IHSG Dibuka Melemah ke 7.598, Bank Permata Drop 7 Persen

JAKARTA – Ukuran Harga Saham Gabungan (IHSG) dibuka koreksi di area 7.598 pada pagi ini Selasa (27/8). Lima menit berjalan IHSG turun 0,32 persen di dalam 7.581. Sebanyak 214 saham menguat, 175 melemah, kemudian 550 lainnya stagnan. Skor kegiatan perdagangan awal mencapai Rp1,08 triliun, dari net-volume 1,25 miliar saham yang digunakan diperdagangkan.

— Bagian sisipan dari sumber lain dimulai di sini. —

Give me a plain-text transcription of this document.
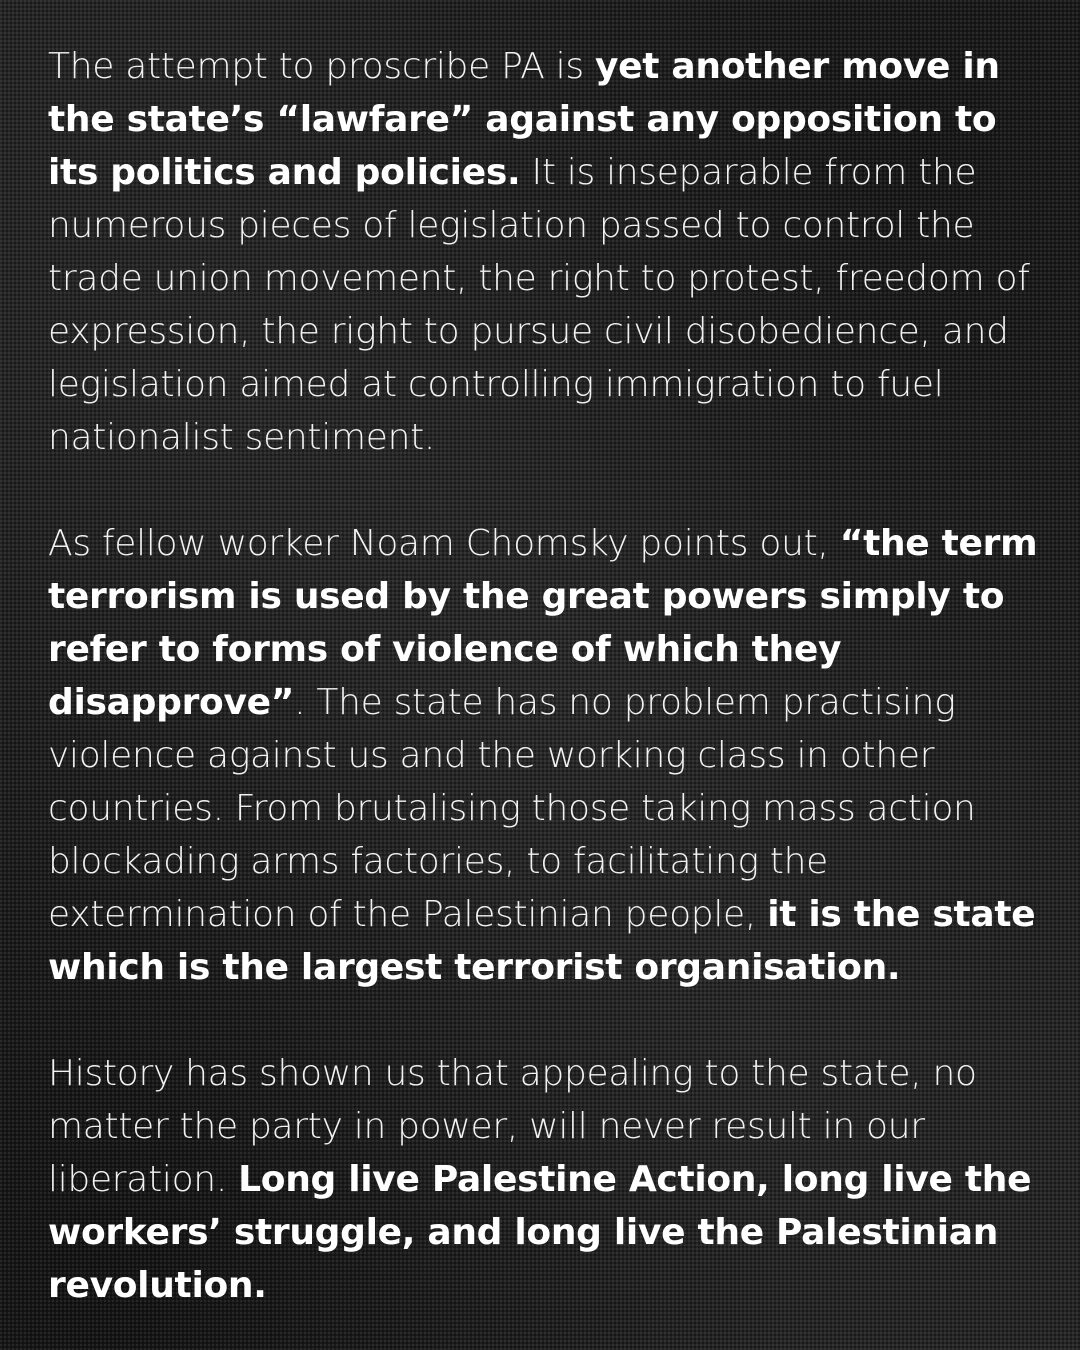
The attempt to proscribe PA is yet another move in the state’s “lawfare” against any opposition to its politics and policies. It is inseparable from the numerous pieces of legislation passed to control the trade union movement, the right to protest, freedom of expression, the right to pursue civil disobedience, and legislation aimed at controlling immigration to fuel nationalist sentiment.

As fellow worker Noam Chomsky points out, “the term terrorism is used by the great powers simply to refer to forms of violence of which they disapprove”. The state has no problem practising violence against us and the working class in other countries. From brutalising those taking mass action blockading arms factories, to facilitating the extermination of the Palestinian people, it is the state which is the largest terrorist organisation.

History has shown us that appealing to the state, no matter the party in power, will never result in our liberation. Long live Palestine Action, long live the workers’ struggle, and long live the Palestinian revolution.
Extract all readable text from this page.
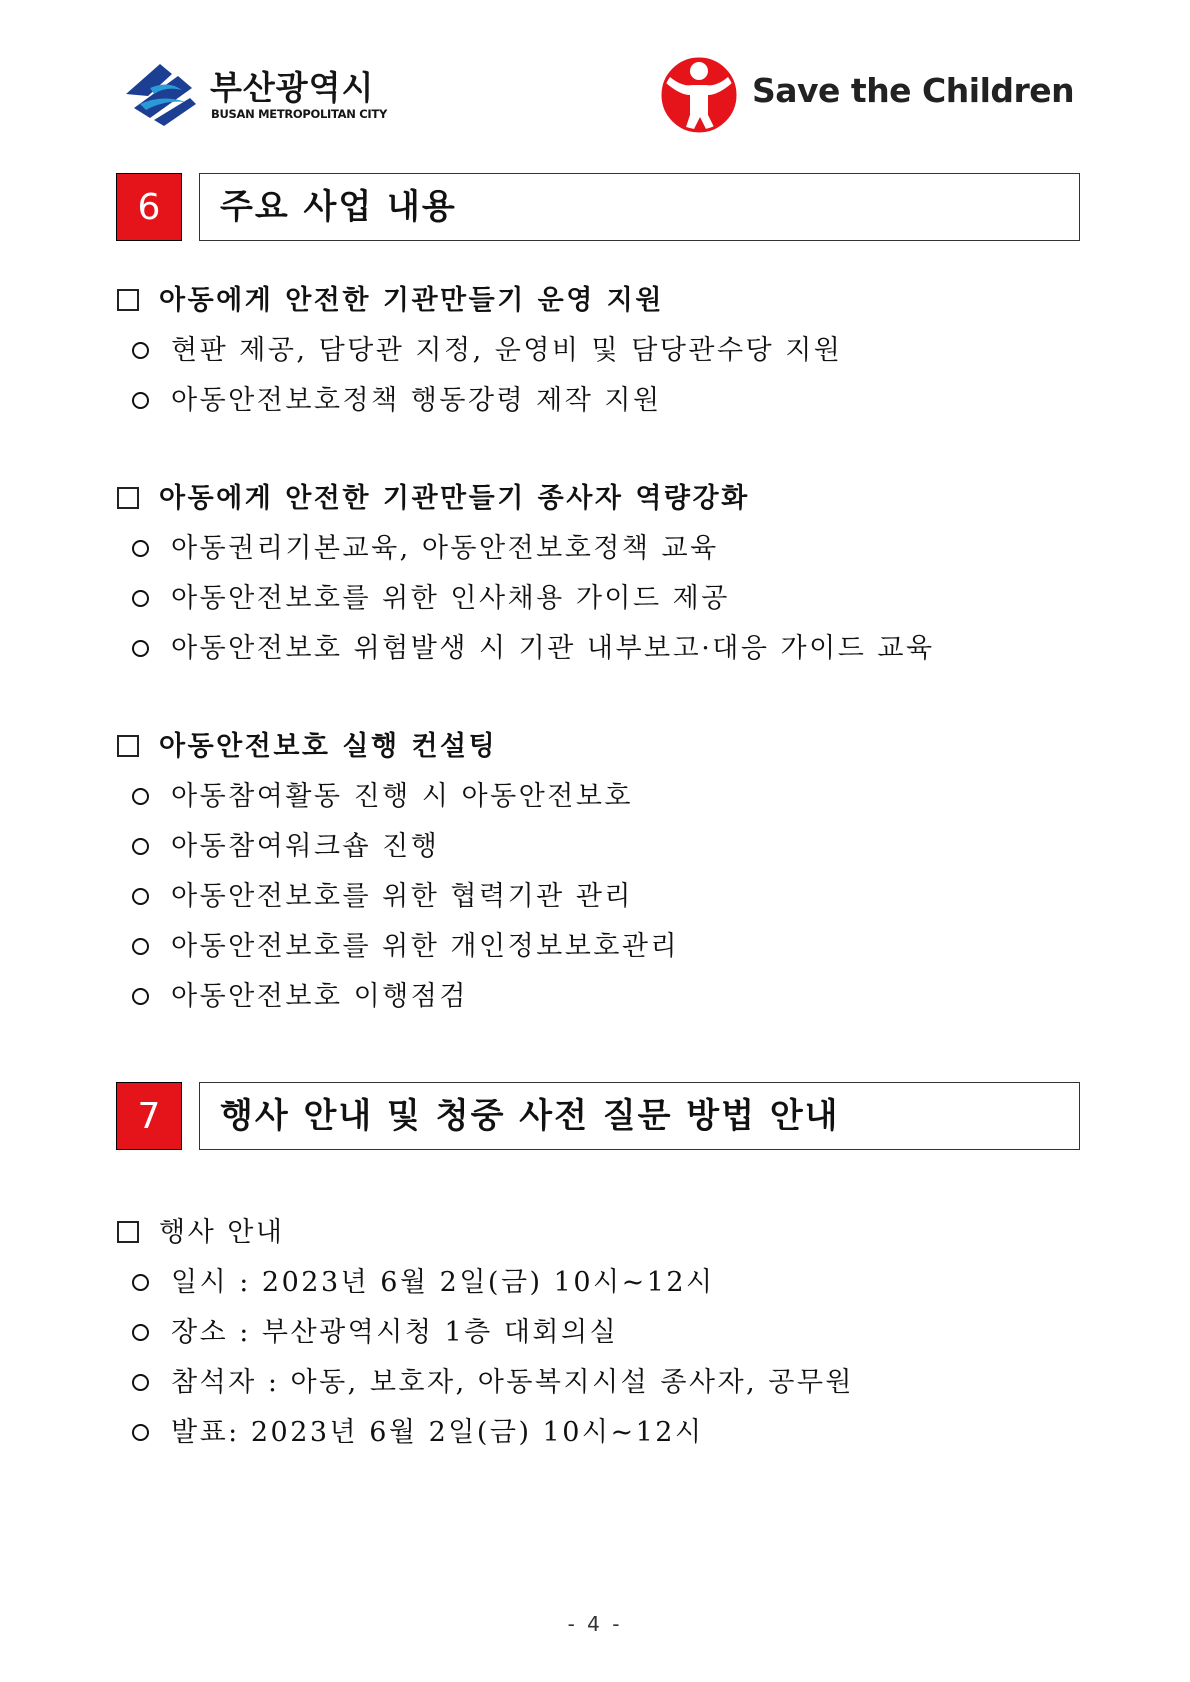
부산광역시
BUSAN METROPOLITAN CITY
Save the Children
6	주요 사업 내용
아동에게 안전한 기관만들기 운영 지원
현판 제공, 담당관 지정, 운영비 및 담당관수당 지원
아동안전보호정책 행동강령 제작 지원
아동에게 안전한 기관만들기 종사자 역량강화
아동권리기본교육, 아동안전보호정책 교육
아동안전보호를 위한 인사채용 가이드 제공
아동안전보호 위험발생 시 기관 내부보고·대응 가이드 교육
아동안전보호 실행 컨설팅
아동참여활동 진행 시 아동안전보호
아동참여워크숍 진행
아동안전보호를 위한 협력기관 관리
아동안전보호를 위한 개인정보보호관리
아동안전보호 이행점검
7	행사 안내 및 청중 사전 질문 방법 안내
행사 안내
일시 : 2023년 6월 2일(금) 10시~12시
장소 : 부산광역시청 1층 대회의실
참석자 : 아동, 보호자, 아동복지시설 종사자, 공무원
발표: 2023년 6월 2일(금) 10시~12시
- 4 -
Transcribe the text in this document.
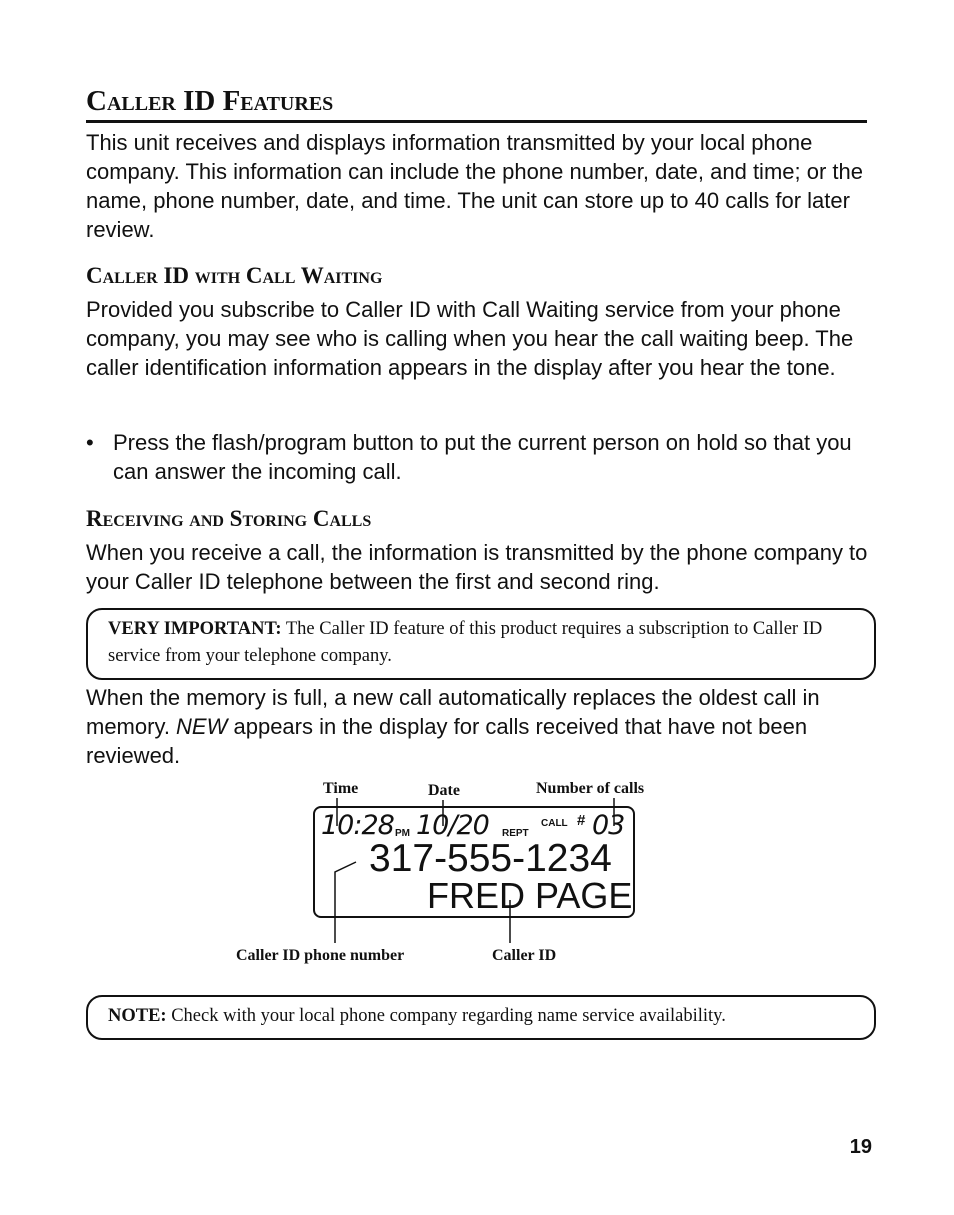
Caller ID Features

This unit receives and displays information transmitted by your local phone company. This information can include the phone number, date, and time; or the name, phone number, date, and time. The unit can store up to 40 calls for later review.

Caller ID with Call Waiting

Provided you subscribe to Caller ID with Call Waiting service from your phone company, you may see who is calling when you hear the call waiting beep. The caller identification information appears in the display after you hear the tone.

• Press the flash/program button to put the current person on hold so that you can answer the incoming call.
Receiving and Storing Calls

When you receive a call, the information is transmitted by the phone company to your Caller ID telephone between the first and second ring.

VERY IMPORTANT: The Caller ID feature of this product requires a subscription to Caller ID service from your telephone company.

When the memory is full, a new call automatically replaces the oldest call in memory. NEW appears in the display for calls received that have not been reviewed.

Time	Date	Number of calls
10:28 PM 10/20 REPT
CALL # 03
317-555-1234
FRED PAGE
Caller ID phone number	Caller ID
NOTE: Check with your local phone company regarding name service availability.
19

Baca Juga: IHSG Diprediksi Menguat, Pihak yang Berinvestasi Tunggu Pemangkasan Bunga Negeri Paman Sam
LQ45 turun 0,56 persen di area 944,85, indeks JII merosot 0,19 persen di tempat 518,32, indeks MNC36 turun 0,66 persen di dalam 362,08 juga IDX30 koreksi 0,68 persen di tempat 478,38. Sebagian besar sektor indeks berada di dalam zona merah, sedangkan yang tersebut menguat belaka energi, konsumer kemudian teknologi.
Tiga saham yang mana mengatur top gainers antara lain PT Radana Bhaskara Finance Tbk (HDFA) menguat 34,41 persen di area Rp125, PT Megapower Makmur Tbk (MPOW) naik 29,85 persen di dalam Rp87, dan juga PT Natura City Developments Tbk (CITY) berkembang 25,56 persen di dalam Rp113.
Baca Juga: IHSG Awal Pekan Berakhir Tembus Rekor 7.606, Transaksi Saham Sentuh Rp12,1 Billion
Sementara tiga top losersnya adalah PT Soraya Berjaya Indonesia Tbk (SPRE) turun 9,79 persen di tempat Rp350, PT Bank Permata Tbk (BNLI) merosot 7,00 persen dalam Rp1.395, kemudian PT M Cash Integrasi Tbk (MCAS) turun 6,88 persen di area Rp1.285.